Most typical definitions of poetry (vs. prose) focus on the technical aspects of what separates poetry apart from prose. Poetry is almost always defined as not-prose. Among that list I've heard (and probably quoted): poetry is heightened and exalted speech; poetry contains musical form and musical elements (rhythm, cadence, meter, repetition, sonic structures) regardless of formal linguistic elements; poetry doesn't have to follow the syntax and grammar rules of prose; etc.

Most definitions, like Bernstein's which I found amusing but not very deep or helpful, don't define their basic terms. What is meant by "musicality"? I've written an opinion or two that poets shouldn't have to turn to music theory to bolster their arguments; but I digress.

But I write mostly prose-poems, or haibun and haiku, or unidentifiable forms that don't have names, or an extant body of criticism. I straddle these definitions all the time. Who I am is an artist who has spent his entire life on both sides of the fences of all kinds of borderlines.

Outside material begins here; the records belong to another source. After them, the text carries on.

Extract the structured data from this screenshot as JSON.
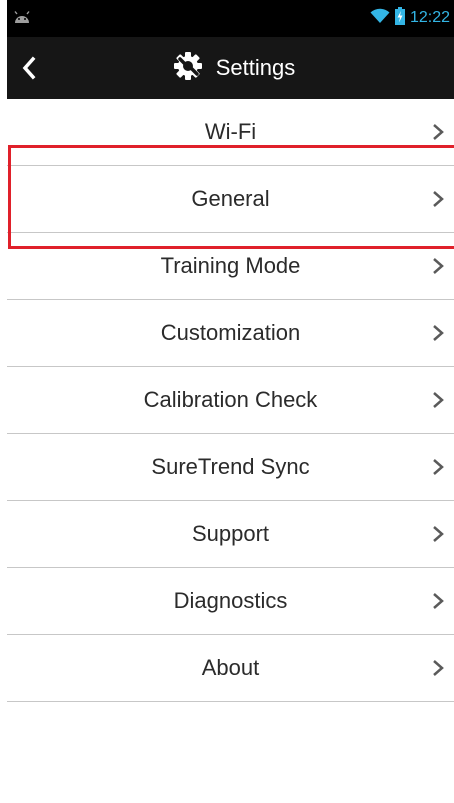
{
  "status_bar": {
    "time": "12:22",
    "icons": [
      "android-icon",
      "wifi-icon",
      "battery-charging-icon"
    ]
  },
  "header": {
    "title": "Settings",
    "back_icon": "back-chevron-icon",
    "title_icon": "settings-gear-icon"
  },
  "menu": {
    "items": [
      {
        "label": "Wi-Fi"
      },
      {
        "label": "General"
      },
      {
        "label": "Training Mode"
      },
      {
        "label": "Customization"
      },
      {
        "label": "Calibration Check"
      },
      {
        "label": "SureTrend Sync"
      },
      {
        "label": "Support"
      },
      {
        "label": "Diagnostics"
      },
      {
        "label": "About"
      }
    ],
    "highlighted_item": "General"
  },
  "colors": {
    "status_bar_bg": "#000000",
    "app_bar_bg": "#161616",
    "accent": "#33b5e5",
    "highlight": "#e0202a",
    "divider": "#c7c7c7"
  }
}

I think the best definitions of poetry I've ever read are those of Rilke, especially in the Sonnets to Orpheus and the Letters to a Young Poet.

Andrew Philip said...

Art, we could talk about the sound structure of a poem and analyse it in much the same way as I do with rhyme. That would have considerable value and I'd advocate poets learning more about phonetics and phonology to understand the subtelties of what's going on in poetry, but the appeal to music, which is metaphorical, focuses the non-technical reader's understanding on a readily shared realm in which sound is appreciated for itself at least as much as for any capacity to convey meaning. In so doing, it helps to demonstrate that poetry is fundamentally an aesthetic use of sound; it happens that the sound is language, which is also our primary means of communicating meaning.